'Good-bye, then, till to-morrow, shall we say?' said Vivien; and she drove off, leaving Tom more disgusted than he had ever felt before.
He was thinking it all over in the evening, and wondering why he could not make up his mind never to see Vivien again, when, suddenly, the lean figure he had seen the previous night rose before him. 'My brother has come back, then?' said Tom kindly. 'I bid him welcome.'
The man did not answer, even by a sign. He stood erect and rigid in the lighted space before the tent.
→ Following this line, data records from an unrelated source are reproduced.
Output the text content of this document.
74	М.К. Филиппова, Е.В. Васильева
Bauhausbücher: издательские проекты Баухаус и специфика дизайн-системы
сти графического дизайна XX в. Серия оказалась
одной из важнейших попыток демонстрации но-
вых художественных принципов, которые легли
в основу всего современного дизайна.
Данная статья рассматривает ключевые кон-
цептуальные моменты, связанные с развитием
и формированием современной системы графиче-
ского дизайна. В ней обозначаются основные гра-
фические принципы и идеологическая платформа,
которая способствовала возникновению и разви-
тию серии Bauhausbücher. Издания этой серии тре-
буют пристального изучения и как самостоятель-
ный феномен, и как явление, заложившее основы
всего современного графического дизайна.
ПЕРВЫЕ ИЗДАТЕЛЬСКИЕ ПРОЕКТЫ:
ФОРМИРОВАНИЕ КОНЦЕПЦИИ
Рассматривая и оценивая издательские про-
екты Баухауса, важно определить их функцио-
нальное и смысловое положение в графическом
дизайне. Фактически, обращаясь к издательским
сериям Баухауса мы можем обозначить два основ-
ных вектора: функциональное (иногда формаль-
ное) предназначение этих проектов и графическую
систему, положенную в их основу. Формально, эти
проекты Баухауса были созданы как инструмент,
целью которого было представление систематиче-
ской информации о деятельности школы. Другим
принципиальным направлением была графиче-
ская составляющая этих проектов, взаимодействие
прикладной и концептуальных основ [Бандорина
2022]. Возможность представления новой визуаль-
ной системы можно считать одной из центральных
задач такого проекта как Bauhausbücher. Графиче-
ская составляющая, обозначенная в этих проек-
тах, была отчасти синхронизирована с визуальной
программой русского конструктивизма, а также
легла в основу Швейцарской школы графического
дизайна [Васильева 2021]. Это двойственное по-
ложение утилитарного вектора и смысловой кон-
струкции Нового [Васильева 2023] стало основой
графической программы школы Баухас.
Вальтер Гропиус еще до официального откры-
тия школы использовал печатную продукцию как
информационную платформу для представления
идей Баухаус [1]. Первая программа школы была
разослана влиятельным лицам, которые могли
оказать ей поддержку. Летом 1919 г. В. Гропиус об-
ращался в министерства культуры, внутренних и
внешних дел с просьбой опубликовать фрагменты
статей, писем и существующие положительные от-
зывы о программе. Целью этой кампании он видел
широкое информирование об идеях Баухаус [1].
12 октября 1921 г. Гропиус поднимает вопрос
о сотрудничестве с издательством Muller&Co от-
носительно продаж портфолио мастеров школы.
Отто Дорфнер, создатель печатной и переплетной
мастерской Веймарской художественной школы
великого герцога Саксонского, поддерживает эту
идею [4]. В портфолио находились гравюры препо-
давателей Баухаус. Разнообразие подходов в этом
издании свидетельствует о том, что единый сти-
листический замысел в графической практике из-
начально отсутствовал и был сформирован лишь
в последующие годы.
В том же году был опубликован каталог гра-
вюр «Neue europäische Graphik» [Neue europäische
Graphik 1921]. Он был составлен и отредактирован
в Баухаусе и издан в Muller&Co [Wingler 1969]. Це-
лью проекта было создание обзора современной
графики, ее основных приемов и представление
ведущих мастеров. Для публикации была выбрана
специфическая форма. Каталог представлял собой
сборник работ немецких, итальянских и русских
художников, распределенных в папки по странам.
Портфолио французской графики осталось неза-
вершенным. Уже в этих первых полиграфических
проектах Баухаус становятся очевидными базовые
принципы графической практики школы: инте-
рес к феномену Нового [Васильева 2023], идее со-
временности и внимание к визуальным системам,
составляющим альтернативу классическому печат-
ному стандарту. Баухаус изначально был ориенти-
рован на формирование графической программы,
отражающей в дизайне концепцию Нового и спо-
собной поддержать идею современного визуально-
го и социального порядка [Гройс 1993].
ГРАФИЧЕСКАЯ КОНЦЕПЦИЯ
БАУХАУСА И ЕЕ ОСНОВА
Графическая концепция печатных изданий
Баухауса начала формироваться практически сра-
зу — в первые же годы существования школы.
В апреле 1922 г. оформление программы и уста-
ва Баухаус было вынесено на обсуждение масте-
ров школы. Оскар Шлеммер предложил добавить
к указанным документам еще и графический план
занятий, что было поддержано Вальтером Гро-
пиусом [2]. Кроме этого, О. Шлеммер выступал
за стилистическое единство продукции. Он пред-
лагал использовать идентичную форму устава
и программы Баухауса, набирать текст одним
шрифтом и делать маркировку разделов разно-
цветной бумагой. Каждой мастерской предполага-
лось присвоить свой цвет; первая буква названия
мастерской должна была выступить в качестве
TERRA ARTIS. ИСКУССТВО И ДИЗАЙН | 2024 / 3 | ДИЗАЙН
'Come in and rest,' said Tom, 'and I will call Ganesh, and he shall give you to eat and drink.'
'Rest!' cried the Brahmin bitterly, 'rest is for men, and I am no man. I am a dog, a creeping thing, to be spurned by the foot of the passer-by. If you have any pity, kill me!'
'My brother is raving,' said Tom pitifully. 'Fatigue and want are breaking his heart. When he has rested and eaten he will be glad of the good gift of life.'
'Does your Excellency speak like a sage now?' said the Brahmin, with a sombre derision in his voice. 'Does he know what he says when he calls life good? I tell him that it is not good—it is evil.'
'Life need not be evil unless we make it so.'
'We!' shrieked the Brahmin. 'We! I see now that you know nothing. Look at me—this ragged robe, these wasted limbs, these eyes bright with the fever of famine, and say if I have made myself what I am. I was brought up as a prince. My father, who had no sons of his body, adopted me, and I lived in his palace, sharing his wealth and dominion, which were one day to be mine. He died, and your people denied my claim. I was not, they said, of my father's kin, and I had no right to succeed him. They would inherit for me and fulfil my duties. The fools! Can they raise up children to the departed to keep green his memory upon the earth? Can they pay to his ashes the observance that is due? The funeral feast, the oblation of water and rice, the garment to clothe the shivering spirit, and the gifts to priests and teachers to redeem it—who will give them? Will they? Can they? They know that they cannot. While I wander homeless and ragged upon earth, my father and my father's fathers are in the pit, herding with demons and unfriended spirits. Never can they be redeemed; never, through all the crores of ages that are to come, can they ascend into Swarga. By the treachery of your people must the memory of the pious die out. And when the Feringhees become masters of us all, as they intend, there will be no more offerings for the dead. Childless our great ones will depart, and the pit will be fed with the savour of their beauty, and Swarga shall be a desert, and the gods will lament.'
He stopped, breathless, the veins standing out like knotted cords from his temples, and tears, that burned as they fell, chasing one another down his cheeks. As for Tom, who had been searching for something to say, he stood silent. What comfort could there be for trouble such as this?